As much of the world stayed indoors during the pandemic, there was still somewhere to get dressed up, buy land, and take trips to distant locations. But instead of walking into a shop, meeting an agent or getting on a plane, all this could be done from the comfort of a home. Through the portal of a virtual reality (VR) headset, users can enter the metaverse, a virtual universe made up of different worlds that could have a trillion dollar real world economic impact.

Analysts are predicting the metaverse could be the next incarnation of the internet, with extended reality (XR) technologies like VR and augmented reality (AR) – which merges the digital and physical world – providing an immersive consumer experience.

Tech giants focus on the metaverse

For its sceptics, the metaverse is a vague concept that muddles our understanding of existing technologies, or a bluff that’s as likely to become reality as the science-fiction novel Snow Crash, which coined the term.
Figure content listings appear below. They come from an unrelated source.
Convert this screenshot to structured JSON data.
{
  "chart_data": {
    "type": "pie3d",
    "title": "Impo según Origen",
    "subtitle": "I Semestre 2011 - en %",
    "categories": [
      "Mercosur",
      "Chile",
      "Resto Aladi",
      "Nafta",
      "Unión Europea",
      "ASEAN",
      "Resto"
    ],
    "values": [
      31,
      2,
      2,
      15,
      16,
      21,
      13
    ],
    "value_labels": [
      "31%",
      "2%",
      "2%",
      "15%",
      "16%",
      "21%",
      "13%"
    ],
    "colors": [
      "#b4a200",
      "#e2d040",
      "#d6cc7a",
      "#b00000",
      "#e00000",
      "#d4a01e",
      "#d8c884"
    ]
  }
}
A future defined by participation in the digital realm seems even more out of reach in sub-Saharan Africa, where, despite vast improvements, just 28% of the population was connected to the internet by the end of 2020, according to GSMA.

Yet the tech giants are taking the metaverse very seriously. Facebook rebranded itself to Meta last Octo­ber, to reflect its ambitions in the metaverse, and announced 10,000 hires in a new $10bn metaverse division tasked with creating XR hardware, software and content. 

In January, Apple’s share price jumped 8% on the same day that CEO Tim Cook announced his firm was investing in the concept. Brands, banks and musicians are all planning their futures in the metaverse, and JPMorgan Chase predicts the concept could eventually realise $1 trillion in yearly revenues.

“The metaverse will take time to develop as its boundaries have not yet been clearly defined,” says Rupantar Guha, project manager for thematic research at GlobalData. “But if the big tech companies succeed, the metaverse will represent a new iteration of the internet, where users will flip through virtual worlds instead of apps and tabs on internet browsers.”

Experts believe the concept will emerge over time as new hardware technologies come to market to enhance the virtual realm, including improvements to graphics, sensors and visual aids. Metaverse users create parallel digital identities through avatars, and can socialise, work, game and shop using crypto­currencies.